"It is dead before birth," said Peloni.

"Strange," mused Red Jacket. "Scarce twenty summers ago Joseph Elliott came here to plan out his city on a soil that was not his, and lo! this Buffalo rises already mighty and menacing. To-morrow it will be at my wigwam door—and we"—another gesture, hopeless, yet full of regal dignity, rounded off the sentence.

And in that instant it was borne in upon Peloni that they were indeed brothers: the Jew who stood for the world that could not be born again, and the Red Indian who stood for the world that must pass away. Yes, they were both doomed. Israel had been too bent and broken by the long dispersion and the long persecution: the spring was snapped; he could not recover. He had been too long the pliant protégé of kings and popes: he had prayed too many centuries in too many countries for the simultaneous welfare of too many governments, to be capable of realizing that government of his own for which he likewise prayed. This pious patience—this rejection of the burden on to the shoulders of Messiah and Miracle—was it more than the veil of unconscious impotence? Ah, better sweep oneself away than endure the long ignominy. And Niagara laughed on.

"May I have the privilege of crossing in your canoe?" he asked.

"You are not afraid?" said Red Jacket. "The rapids are dangerous here."

Afraid! Peloni's inward laughter seemed to himself to match Niagara's.
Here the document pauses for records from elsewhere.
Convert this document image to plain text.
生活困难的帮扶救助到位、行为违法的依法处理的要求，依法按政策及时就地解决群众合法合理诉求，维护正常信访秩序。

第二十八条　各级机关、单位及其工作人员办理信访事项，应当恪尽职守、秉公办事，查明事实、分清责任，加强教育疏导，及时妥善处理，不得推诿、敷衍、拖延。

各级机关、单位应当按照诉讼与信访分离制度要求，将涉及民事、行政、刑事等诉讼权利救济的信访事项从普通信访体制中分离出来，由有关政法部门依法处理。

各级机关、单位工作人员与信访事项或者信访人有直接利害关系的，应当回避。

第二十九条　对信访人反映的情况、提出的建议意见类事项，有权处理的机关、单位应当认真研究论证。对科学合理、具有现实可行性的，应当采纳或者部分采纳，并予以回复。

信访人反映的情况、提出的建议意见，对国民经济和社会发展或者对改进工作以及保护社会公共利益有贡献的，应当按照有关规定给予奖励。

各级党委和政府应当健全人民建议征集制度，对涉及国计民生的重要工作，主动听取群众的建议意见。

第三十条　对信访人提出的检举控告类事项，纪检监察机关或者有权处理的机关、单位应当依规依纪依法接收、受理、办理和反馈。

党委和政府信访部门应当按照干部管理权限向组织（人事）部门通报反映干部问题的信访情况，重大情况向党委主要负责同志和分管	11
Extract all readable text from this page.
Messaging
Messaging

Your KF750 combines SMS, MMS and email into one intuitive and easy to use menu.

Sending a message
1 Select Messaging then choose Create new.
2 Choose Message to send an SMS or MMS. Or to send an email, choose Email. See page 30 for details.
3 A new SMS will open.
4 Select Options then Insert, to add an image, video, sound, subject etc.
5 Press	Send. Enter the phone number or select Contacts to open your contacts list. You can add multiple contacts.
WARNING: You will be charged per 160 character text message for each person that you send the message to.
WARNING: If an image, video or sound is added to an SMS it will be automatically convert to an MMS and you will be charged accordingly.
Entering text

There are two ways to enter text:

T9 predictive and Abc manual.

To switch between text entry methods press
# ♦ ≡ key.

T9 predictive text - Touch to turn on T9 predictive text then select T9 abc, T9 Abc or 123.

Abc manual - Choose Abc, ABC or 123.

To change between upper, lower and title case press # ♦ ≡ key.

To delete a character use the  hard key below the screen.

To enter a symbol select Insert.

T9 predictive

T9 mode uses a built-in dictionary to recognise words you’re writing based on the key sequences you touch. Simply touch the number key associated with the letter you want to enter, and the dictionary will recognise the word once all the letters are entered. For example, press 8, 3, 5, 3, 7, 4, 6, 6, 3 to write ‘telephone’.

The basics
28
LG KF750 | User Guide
When he got to the mainland, he made straight for the Fall. He was on the American side, and he paused on the sward, on the very brink of the tameless cataract, that had for immemorial ages been driving itself backward by eating away its own rock. His fascinated eyes watched the curious smooth, purring slide of the vast mass of green water over the sharp edges, unending, unresting, the eternal revolution of a maddening, imperturbable wheel. O that blind wheel, turning, turning, while the generations waxed and waned, one succeeding the other without haste or rest or possibility of pause: creatures of meaningless majesty, shadows of shadows, dreaming of love and justice, and fading into the kindred mist, while this solid green cataract roared and raced through æons innumerable, stable as the stars, thundering in majestic meaninglessness. And suddenly he threw himself into its remorseless whirl and was sucked down into the monstrous chaos of seething waters and whirled and hurled amid the rocks, battered and shapeless, but still holding Noah's letter in his convulsively clinched hand, while the rainbowed spray leapt impassively heavenward.

The corner-stone of Ararat lies in the rooms of the Buffalo Historical Society, and no one who copies the inscription dreams that it is the gravestone of Peloni.

And while the very monument has mouldered away in Ararat, Buffalo sits throned amid her waters, the Queen City of the Empire State, with the world's commerce at her feet. And from their palaces of Medina sandstone the Christian railroad kings go out to sail in their luxurious yachts,—vessels not of bulrushes but driven by steam, as predicted by Mordecai Manuel Noah, Governor and Judge of Israel.